Our Biggest Experiment
Author: Alice Bell
Publisher: Catapult
ISBN: 1640094342
Category : Science
Languages : en
Pages : 288
Book Description
Traversing science, politics, and technology, Our Biggest Experiment shines a spotlight on the little-known scientists who sounded the alarm to reveal the history behind the defining story of our age: the climate crisis. Our understanding of the Earth's fluctuating environment is an extraordinary story of human perception and scientific endeavor. It also began much earlier than we might think. In Our Biggest Experiment, Alice Bell takes us back to climate change science's earliest steps in the eighteenth and nineteenth centuries, through the point when concern started to rise in the 1950s and right up to today, where the “debate” is over and the world is finally starting to face up to the reality that things are going to get a lot hotter, a lot drier (in some places), and a lot wetter (in others), with catastrophic consequences for most of Earth's biomes.
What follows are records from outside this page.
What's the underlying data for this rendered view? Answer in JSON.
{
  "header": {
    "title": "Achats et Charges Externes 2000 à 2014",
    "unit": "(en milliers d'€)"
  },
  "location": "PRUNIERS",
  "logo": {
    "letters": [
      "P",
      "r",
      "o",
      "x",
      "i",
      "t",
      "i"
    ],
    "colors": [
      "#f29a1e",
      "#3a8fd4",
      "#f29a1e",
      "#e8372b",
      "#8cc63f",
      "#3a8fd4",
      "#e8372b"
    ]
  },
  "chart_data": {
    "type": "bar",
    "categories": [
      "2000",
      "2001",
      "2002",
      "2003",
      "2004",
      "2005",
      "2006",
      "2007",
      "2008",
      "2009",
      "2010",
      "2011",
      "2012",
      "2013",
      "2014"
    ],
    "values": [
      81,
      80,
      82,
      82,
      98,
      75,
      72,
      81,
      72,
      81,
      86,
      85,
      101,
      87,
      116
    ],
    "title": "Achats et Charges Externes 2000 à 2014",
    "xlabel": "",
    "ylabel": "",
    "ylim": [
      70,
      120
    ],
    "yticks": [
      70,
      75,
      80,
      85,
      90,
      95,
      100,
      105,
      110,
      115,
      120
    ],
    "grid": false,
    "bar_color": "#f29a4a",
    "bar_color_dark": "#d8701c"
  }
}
Our Biggest Experiment recounts how the world became addicted to fossil fuels, how we discovered that electricity could be a savior, and how renewable energy is far from a twentieth-century discovery. Bell cuts through complicated jargon and jumbles of numbers to show how we're getting to grips with what is now the defining issue of our time. The message she relays is ultimately hopeful; harnessing the ingenuity and intelligence that has driven the history of climate change research can result in a more sustainable and bearable future for humanity.
Publisher: Catapult
ISBN: 1640094342
Category : Science
Languages : en
Pages : 288
Book Description
Traversing science, politics, and technology, Our Biggest Experiment shines a spotlight on the little-known scientists who sounded the alarm to reveal the history behind the defining story of our age: the climate crisis. Our understanding of the Earth's fluctuating environment is an extraordinary story of human perception and scientific endeavor. It also began much earlier than we might think. In Our Biggest Experiment, Alice Bell takes us back to climate change science's earliest steps in the eighteenth and nineteenth centuries, through the point when concern started to rise in the 1950s and right up to today, where the “debate” is over and the world is finally starting to face up to the reality that things are going to get a lot hotter, a lot drier (in some places), and a lot wetter (in others), with catastrophic consequences for most of Earth's biomes. Our Biggest Experiment recounts how the world became addicted to fossil fuels, how we discovered that electricity could be a savior, and how renewable energy is far from a twentieth-century discovery. Bell cuts through complicated jargon and jumbles of numbers to show how we're getting to grips with what is now the defining issue of our time. The message she relays is ultimately hopeful; harnessing the ingenuity and intelligence that has driven the history of climate change research can result in a more sustainable and bearable future for humanity.